Day Trippers

Rent Hike: A leggy landlady (Lola Lesheim) makes paying rent a kind of murder for her pulp-writing tenant (Paul Smith) in Killers

PLAYWRIGHT MARSHA Norman once likened plays to a plane ride. "You buy the ticket," she explained, "and you have to get where the ticket takes you. In plays you have eight minutes to let the audience know what's at stake, who this is about, and when they can go home."

I don't agree. Plane trips are the empty space in between departure and destination; if you're looking for a good ride, better to hop on a hang glider and see where it takes you. After the first eight minutes of Traveler in the Dark, Norman's follow-up to the Pulitzer-winning 'night, Mother, you know exactly how the play will resolve. Compare that with Loring Playhouse's production of John Olive's Killers--a noirish, pulpy acid trip that leads the audience to the following realization within the first eight minutes: I have no idea what's going on, but I love it.

Killers, written by local playwright Olive, details the strange happenings of a pulp-fiction writer who has holed up in a run-down boarding house. The residents take him as an expert on killing and try to involve him in their own real-life murderous plots. The production immediately washes the audience in this world. The playing area is an expansive impressionistic set of a decrepit boarding house; the wood rots, the paint peels, the walls crumble. Loud typing sounds punctuate a soundtrack culled from sundry film-noir scores. Red lights cast vertical-blind shadows across the stage. Massive pulp-magazine covers line the walls.
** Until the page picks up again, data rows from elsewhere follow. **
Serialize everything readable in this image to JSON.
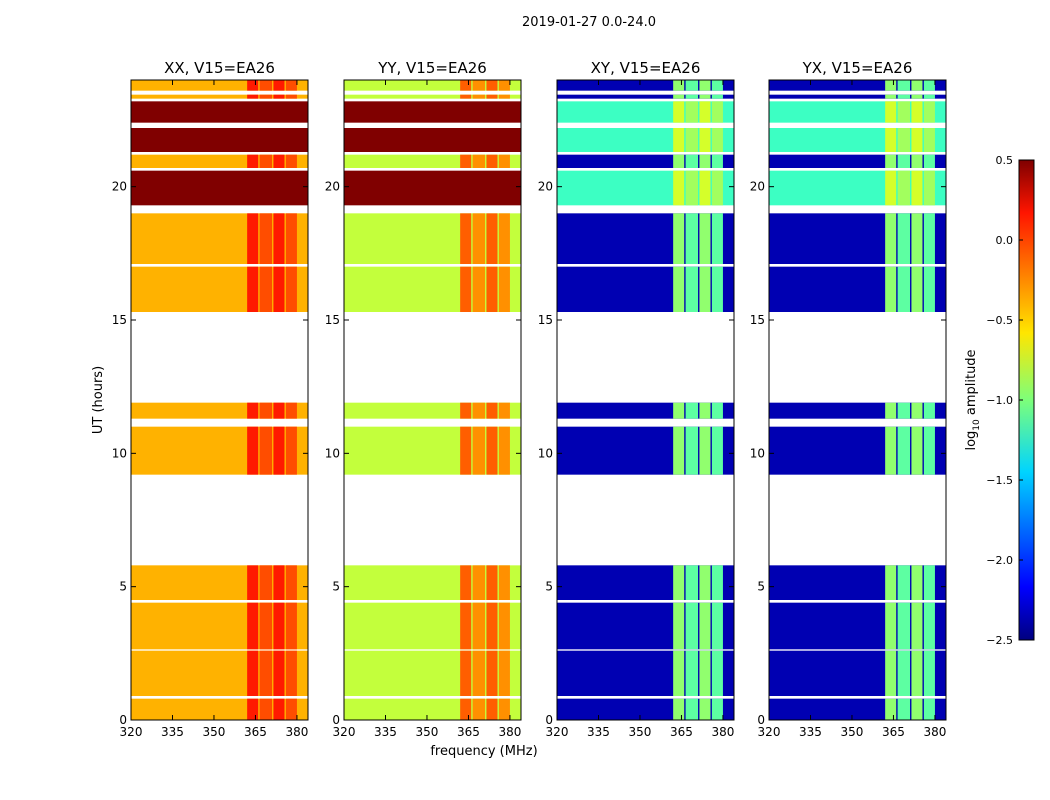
{
  "chart_data": {
    "type": "heatmap",
    "title": "2019-01-27 0.0-24.0",
    "xlabel": "frequency (MHz)",
    "ylabel": "UT (hours)",
    "xlim": [
      320,
      384
    ],
    "ylim": [
      0,
      24
    ],
    "xticks": [
      "320",
      "335",
      "350",
      "365",
      "380"
    ],
    "xtick_values": [
      320,
      335,
      350,
      365,
      380
    ],
    "yticks": [
      "0",
      "5",
      "10",
      "15",
      "20"
    ],
    "ytick_values": [
      0,
      5,
      10,
      15,
      20
    ],
    "band_stripes_mhz": [
      [
        362,
        366
      ],
      [
        366.5,
        371
      ],
      [
        371.5,
        375.5
      ],
      [
        376,
        380
      ]
    ],
    "segments_hours": [
      {
        "t": [
          0,
          0.8
        ],
        "regime": "normal"
      },
      {
        "t": [
          0.9,
          2.6
        ],
        "regime": "normal"
      },
      {
        "t": [
          2.65,
          4.4
        ],
        "regime": "normal"
      },
      {
        "t": [
          4.5,
          5.8
        ],
        "regime": "normal"
      },
      {
        "t": [
          9.2,
          11.0
        ],
        "regime": "normal"
      },
      {
        "t": [
          11.3,
          11.9
        ],
        "regime": "normal"
      },
      {
        "t": [
          15.3,
          17.0
        ],
        "regime": "normal"
      },
      {
        "t": [
          17.1,
          19.0
        ],
        "regime": "normal"
      },
      {
        "t": [
          19.3,
          20.6
        ],
        "regime": "high"
      },
      {
        "t": [
          20.7,
          21.2
        ],
        "regime": "normal"
      },
      {
        "t": [
          21.3,
          22.2
        ],
        "regime": "high"
      },
      {
        "t": [
          22.4,
          23.2
        ],
        "regime": "high"
      },
      {
        "t": [
          23.3,
          23.45
        ],
        "regime": "normal"
      },
      {
        "t": [
          23.6,
          24
        ],
        "regime": "normal"
      }
    ],
    "panels": [
      {
        "title": "XX, V15=EA26",
        "normal": {
          "base": -0.4,
          "band": 0.0
        },
        "high": {
          "base": 0.5,
          "band": 0.5
        }
      },
      {
        "title": "YY, V15=EA26",
        "normal": {
          "base": -0.8,
          "band": -0.2
        },
        "high": {
          "base": 0.5,
          "band": 0.5
        }
      },
      {
        "title": "XY, V15=EA26",
        "normal": {
          "base": -2.35,
          "band": -1.0
        },
        "high": {
          "base": -1.2,
          "band": -0.8
        }
      },
      {
        "title": "YX, V15=EA26",
        "normal": {
          "base": -2.35,
          "band": -1.0
        },
        "high": {
          "base": -1.2,
          "band": -0.8
        }
      }
    ],
    "colorbar": {
      "label": "log",
      "label_sub": "10",
      "label_rest": " amplitude",
      "range": [
        -2.5,
        0.5
      ],
      "ticks": [
        "0.5",
        "0.0",
        "−0.5",
        "−1.0",
        "−1.5",
        "−2.0",
        "−2.5"
      ],
      "tick_values": [
        0.5,
        0.0,
        -0.5,
        -1.0,
        -1.5,
        -2.0,
        -2.5
      ],
      "colormap": "jet"
    }
  }
}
Elevated in the middle of all this and visible through a burned-out fourth wall is writer Charles Blackwell, typing furiously in his room. Noir clips flicker on the back wall. Earl, sporting horn rims, a crew cut, and black socks hiked up to his knees, plays solitaire in the kitchen. Emaciated Lou, wearing a nylon over his hair, baggy briefs, and bunny slippers, runs across the stage, twitching frantically and scratching himself (call it the Peter Lorre role). The landlady, elegantly garbed in a dirty bathrobe and heels, follows Lou and screeches for the rent; Earl screams; Blackwell pounds; music blares. Chaos ensues.
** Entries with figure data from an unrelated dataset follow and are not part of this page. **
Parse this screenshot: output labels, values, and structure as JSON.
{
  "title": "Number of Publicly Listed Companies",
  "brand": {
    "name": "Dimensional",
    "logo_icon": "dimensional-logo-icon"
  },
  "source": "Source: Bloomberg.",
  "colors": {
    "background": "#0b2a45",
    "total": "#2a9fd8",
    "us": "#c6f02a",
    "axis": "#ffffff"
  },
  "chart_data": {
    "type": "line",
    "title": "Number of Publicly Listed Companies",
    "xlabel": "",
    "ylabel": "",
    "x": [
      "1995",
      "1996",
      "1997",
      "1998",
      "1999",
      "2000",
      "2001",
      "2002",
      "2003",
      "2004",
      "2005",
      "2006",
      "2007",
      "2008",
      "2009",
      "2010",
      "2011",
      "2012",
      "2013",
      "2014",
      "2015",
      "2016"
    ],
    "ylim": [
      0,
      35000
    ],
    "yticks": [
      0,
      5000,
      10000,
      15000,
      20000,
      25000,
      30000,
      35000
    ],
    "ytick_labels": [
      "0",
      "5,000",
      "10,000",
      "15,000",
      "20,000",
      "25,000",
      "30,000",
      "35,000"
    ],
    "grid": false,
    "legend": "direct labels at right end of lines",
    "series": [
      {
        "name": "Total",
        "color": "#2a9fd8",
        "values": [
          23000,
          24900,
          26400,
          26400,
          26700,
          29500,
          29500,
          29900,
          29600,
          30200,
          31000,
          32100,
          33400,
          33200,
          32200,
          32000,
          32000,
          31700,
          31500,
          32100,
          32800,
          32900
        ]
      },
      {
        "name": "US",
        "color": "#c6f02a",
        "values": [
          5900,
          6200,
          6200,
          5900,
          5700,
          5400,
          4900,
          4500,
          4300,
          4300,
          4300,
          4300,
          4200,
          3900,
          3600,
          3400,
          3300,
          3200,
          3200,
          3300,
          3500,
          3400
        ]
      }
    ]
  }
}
Director Jason McLean makes Killers one of those rare productions that marries its concept to its production aesthetic. The pulsating atonality of the music and the constant rat-tat-tat of the typewriter accelerate the production's heartbeat until it seems frantically attuned to the Benzedrine rush of the characters. The music is perfectly timed so as to pound when one character raps menacingly on a table, and the projected film niftily informs the action on stage. The dark lighting, campy acting style, kitschy costumes, and dilapidated set create a total pulp-within-pulp world. This is the kind of place where a couple shatters all the dishes in the house for a hot-like-fire night, romance is thinking of your love every time you kill, and nothing's cooler than dogshit in the summertime.

Oddly, the metaphysics behind pulp fiction and the domestic drama seem similar; people are deeply flawed and death is the meaning of life. Sam, the embittered protagonist of Traveler in the Dark grew up with an evangelical preacher for a daddy, but his mother's early death has flung him into a vengeful secular humanism; God exists, but Sam's really pissed off at him. Near the beginning of the play, Sam and his wife Glory return home for a friend's funeral, yet Sam cannot venture inside his childhood home nor shake his father's hand. Sam seems the meanest man alive; he berates Glory, snapping at her blithely in the middle of an argument, "I want a divorce...I only married you to spite my father."

There was once a time when Sam was desperate to please his father; at 11, Sam had been a star preacher. A tire swing with the motto "Jesus Saves" hangs on the set, upstage. The swing constantly sways, a taunting reminder of Sam's evangelical past.

The motto on the swing also resonates with the theater company, and its particular history. RTC began as the Refreshment Committee Theater Company--a Lutheran troupe devoted to spreading Christ's word through theater. A few years ago, artistic director Jeff Miller reworked the company's mission to attract a wider audience; Refreshment Committee began producing shows with a generalized spiritual emphasis and in turn earned a measure of secular critical acclaim. When Miller left--along with his wife, who frequently acted in the company's productions--RCTC went on hiatus. This marks its first season back, now under the helm of artistic director Kurt Schweickhardt, who aims to produce theater that is "provocative, spiritually relevant to all people, and explores the place of humans in the cosmos."

The company's evangelical history is bound to contextualize a play where the non-believer is presented as so desiccated and selfish. The production becomes less of a dialogue about belief and more a morality play; to reject the Christian God is to reject compassion altogether. Sam is so unsympathetic that it seems the characters--especially the women--lack all self-respect, otherwise they would pack up and leave. While you know from minute eight that everyone will hug at the end, you can't help hoping someone will just slap Sam and get it over with. They never do.